逃げられたのは、たった数メートルだった。
すぐにつかまって、引き戻された。
男の声が耳もとでした。
「待てよ。君みたいな女は、付き合ってる男なんか何人もいるだろ?
そういう男のついででいいから、俺と1度寝てみようよ。そんないい体してんのに、いろんなタイプためしてみるべきだ。もったいない」
「冗談じゃない!離して!」
「なに気取ってんの。
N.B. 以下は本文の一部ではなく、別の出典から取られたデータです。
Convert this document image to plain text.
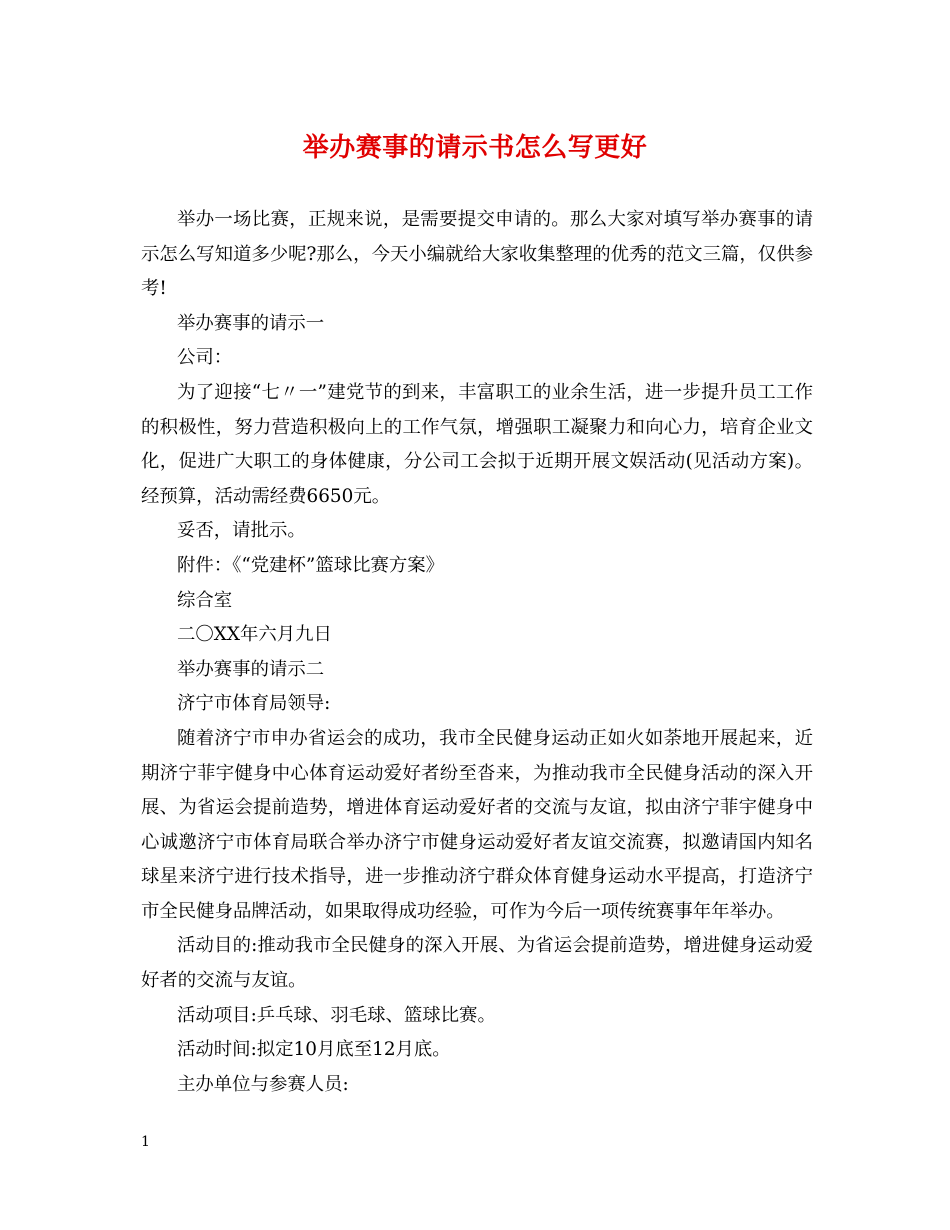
举办赛事的请示书怎么写更好

举办一场比赛，正规来说，是需要提交申请的。那么大家对填写举办赛事的请示怎么写知道多少呢?那么，今天小编就给大家收集整理的优秀的范文三篇，仅供参考!

举办赛事的请示一

公司：

为了迎接“七〃一”建党节的到来，丰富职工的业余生活，进一步提升员工工作的积极性，努力营造积极向上的工作气氛，增强职工凝聚力和向心力，培育企业文化，促进广大职工的身体健康，分公司工会拟于近期开展文娱活动(见活动方案)。经预算，活动需经费6650元。

妥否，请批示。

附件：《“党建杯”篮球比赛方案》

综合室

二〇XX年六月九日

举办赛事的请示二

济宁市体育局领导:

随着济宁市申办省运会的成功，我市全民健身运动正如火如荼地开展起来，近期济宁菲宇健身中心体育运动爱好者纷至沓来，为推动我市全民健身活动的深入开展、为省运会提前造势，增进体育运动爱好者的交流与友谊，拟由济宁菲宇健身中心诚邀济宁市体育局联合举办济宁市健身运动爱好者友谊交流赛，拟邀请国内知名球星来济宁进行技术指导，进一步推动济宁群众体育健身运动水平提高，打造济宁市全民健身品牌活动，如果取得成功经验，可作为今后一项传统赛事年年举办。

活动目的:推动我市全民健身的深入开展、为省运会提前造势，增进健身运动爱好者的交流与友谊。

活动项目:乒乓球、羽毛球、篮球比赛。

活动时间:拟定10月底至12月底。

主办单位与参赛人员:

1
どうせ、たいした料理なんか作れないくせに。やることやったら、そいつのとこ戻ればいいじゃないか。カレーなんか店で買えよ。その時間で楽しもうよ」
「止めてったら、私そんなんじゃない!!」
腕をつかまれ、綱引きみたいに、ずるずる引っ張られていく。すごい力で引き寄せられ、ほとんど抱えられるように、引きずられてる。
「なあ、分かったから機嫌直せよ。みんな見てるぞ。俺が悪かったから。俺たちの家に帰ってベッドで仲直りしよう」
「なに気持ち悪いこと言ってんの!!あんたなんか知らない!離して!」
「友芽、なにしてるの?」
志賀くんが、すぐ近くに立っていて私がしてることを不思議そうに見ている。
「宗佑!!助けて!」
私は、体をねじって腕から逃れた。